Stanc3 parallel reduce_sum

rok_cesnovar · January 30, 2020, 7:24pm

I am opening another thread as the parallel autodiff v3 one seems long enough already. This one is oriented towards trying to add stanc3 support for reduce_sum. I am far from a stanc3 guru, but love to learn new stuff, especially with a real task like this.

I took the model from https://github.com/stan-dev/math/wiki/Parallel-reduce_sum-project-page and trimmed it down to a basic example https://gist.github.com/rok-cesnovar/832f9752fc2a8ba7ae7b3da3eb5f2743 (EDIT: see revision 1)

So the first request would be to someone to double check that I trimmed it correctly. Is this how this was intended for use?

For now I managed to get stanc3 to output the following hpp file https://gist.github.com/rok-cesnovar/3fd4f2326a667cd9e31c7e14a6ee32f5 (EDIT: see revision 1)

I havent setup cmdstan with the reduce_sum branch yet to try if it compiles and all (will do that tomorrow).

If someone skimms through the hpp to let me know if this is close to what was expected or if I completely missed the point.

Thanks.

cc @wds15, @bbbales2, @stevebronder

bbbales2 · January 30, 2020, 7:34pm

Right now the arguments go:

shared_array, grainsize, stream, ...

Like:

template <typename ReduceFunction, typename Vec, require_vector_like_t<Vec>...,
          typename... Args>
auto reduce_sum(const Vec& vmapped, std::size_t grainsize, std::ostream* msgs,
                const Args&... args)

The code you generated looks fine, just the arguments look like:

grainsize, y, ..., stream

I don’t mind if grainsize and y get swapped around, but stream needs to go before the variadic bit for the C++ type deduction to work properly.

bbbales2 · January 30, 2020, 7:34pm

Also this looks awesome I am so excited to try this thanks!

rok_cesnovar · January 30, 2020, 7:38pm

Thanks. Good call on the stream and variadic stuff.
I am almost sure this is missing one of the functors from https://discourse.mc-stan.org/uploads/short-url/5hKzxFfjOZG9cyX3Jz09olvCPjO.hpp.

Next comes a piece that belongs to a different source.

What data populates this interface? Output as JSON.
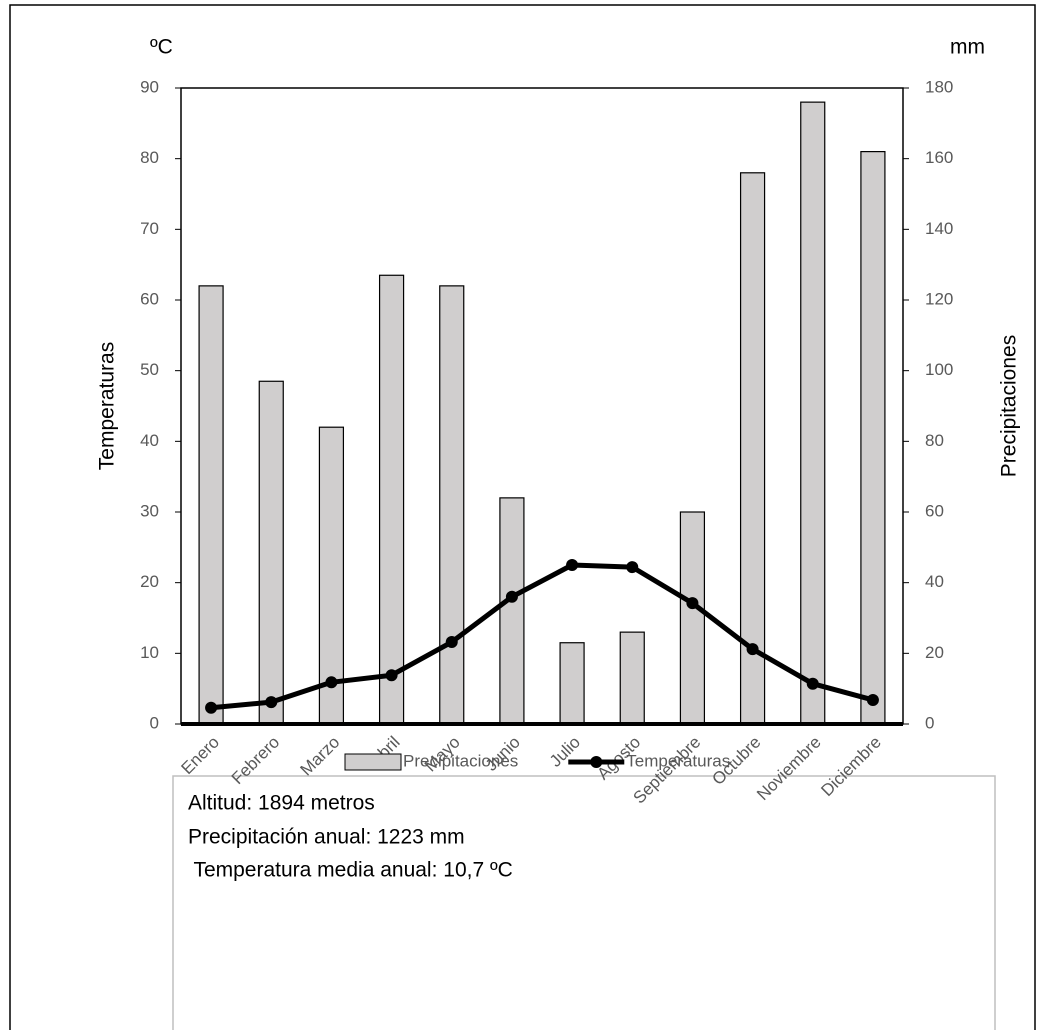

My first goal here is to see what is missing in this initial generated code to get it to compile and run.

rok_cesnovar · January 30, 2020, 7:41pm

Also is the example Stan code here correct then?

that example goes grainsize, y ...

bbbales2 · January 30, 2020, 7:41pm

So this Stan code:

  real lpmf = reduce_sum(hierarchical_reduce, grainsize, y, log_lambda_group, gidx);

Compiles to:

        lpmf = reduce_sum<hierarchical_reduce_functor__>(grainsize, y,
                 log_lambda_group, gidx, pstream__);

And this:

real hierarchical_reduce(int start, int end, int[] y_slice, real[] log_lambda_group, int[] gidx) {
    return poisson_log_lpmf(y_slice| log_lambda_group[gidx[start:end]]);   
  }

Compiles to:

template <typename T3__>
typename boost::math::tools::promote_args<T3__>::type
hierarchical_reduce(const int& start, const int& end,
                    const std::vector<int>& y_slice,
                    const std::vector<T3__>& log_lambda_group,
                    const std::vector<int>& gidx, std::ostream* pstream__) {
  using local_scalar_t__ = typename boost::math::tools::promote_args<T3__>::type;
  const static bool propto__ = true;
  (void) propto__;
  
  try {
    current_statement__ = 43;
    return poisson_log_lpmf<false>(y_slice,
             rvalue(log_lambda_group,
               cons_list(
                 index_multi(rvalue(gidx,
                               cons_list(index_min_max(start, end),
                                 nil_index_list()), "gidx")),
                 nil_index_list()), "log_lambda_group"));
  } catch (const std::exception& e) {
    stan::lang::rethrow_located(e, locations_array__[current_statement__]);
      // Next line prevents compiler griping about no return
      throw std::runtime_error("*** IF YOU SEE THIS, PLEASE REPORT A BUG ***"); 
  }
  
}

struct hierarchical_reduce_functor__ {
template <typename T3__>
typename boost::math::tools::promote_args<T3__>::type
operator()(const int& start, const int& end, const std::vector<int>& y_slice,
           const std::vector<T3__>& log_lambda_group,
           const std::vector<int>& gidx, std::ostream* pstream__)  const 
{
return hierarchical_reduce(start, end, y_slice, log_lambda_group, gidx,
         pstream__);
}
};

I think that’s all you should need.

bbbales2 · January 30, 2020, 7:42pm

I think that Stan code is from earlier prototypes. I’ve only been working with the C++.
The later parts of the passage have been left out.